Sir Joseph Cook, GCMG was an Australian politician and the sixth Prime Minister of Australia. Born as Joseph Cooke and working in the coal mines of Silverdale, Staffordshire during his early life, he emigrated to Lithgow, New South Wales during the late 1880s, and became General-Secretary of the Western Miners Association in 1887.
A founding member of the Australian Labor Party, Cook was elected to the New South Wales Legislative Assembly as Member for Hartley in 1891. Later Cook switched to the Free Trade Party, and was a minister in the cabinet of Premier George Reid from 1894 to 1899. During Australia's first federal election in 1901, Cook was elected unopposed to the federal seat of Parramatta, and served as the deputy to Reid, then Alfred Deakin, following the creation of the Commonwealth Liberal Party from Cook's and Deakin's parties.

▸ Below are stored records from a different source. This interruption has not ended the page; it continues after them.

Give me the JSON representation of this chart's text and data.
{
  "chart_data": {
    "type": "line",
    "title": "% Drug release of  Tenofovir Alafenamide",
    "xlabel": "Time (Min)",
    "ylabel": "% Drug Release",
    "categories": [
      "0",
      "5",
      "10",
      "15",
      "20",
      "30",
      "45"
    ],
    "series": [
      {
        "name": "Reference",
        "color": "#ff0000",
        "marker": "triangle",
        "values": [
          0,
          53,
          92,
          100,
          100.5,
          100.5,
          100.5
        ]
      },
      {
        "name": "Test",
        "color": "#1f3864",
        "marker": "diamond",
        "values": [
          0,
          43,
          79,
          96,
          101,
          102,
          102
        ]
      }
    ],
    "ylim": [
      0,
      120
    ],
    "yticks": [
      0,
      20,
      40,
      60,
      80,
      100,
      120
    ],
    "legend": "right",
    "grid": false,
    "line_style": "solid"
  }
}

As leader of the Liberal Party, Cook became Prime Minister following the 1913 elections; but he only had a one-seat majority in the lower house and no majority at all in the upper house, so he repeatedly sought to obtain a double dissolution. The outbreak of World War I just before the September 1914 election led to a Labor victory. Following a split in the Labor party in 1916, Cook joined William Morris Hughes' Nationalist Party of Australia, and following the Nationalist victory in the 1917 election, served as Minister for the Navy, then Treasurer under Hughes.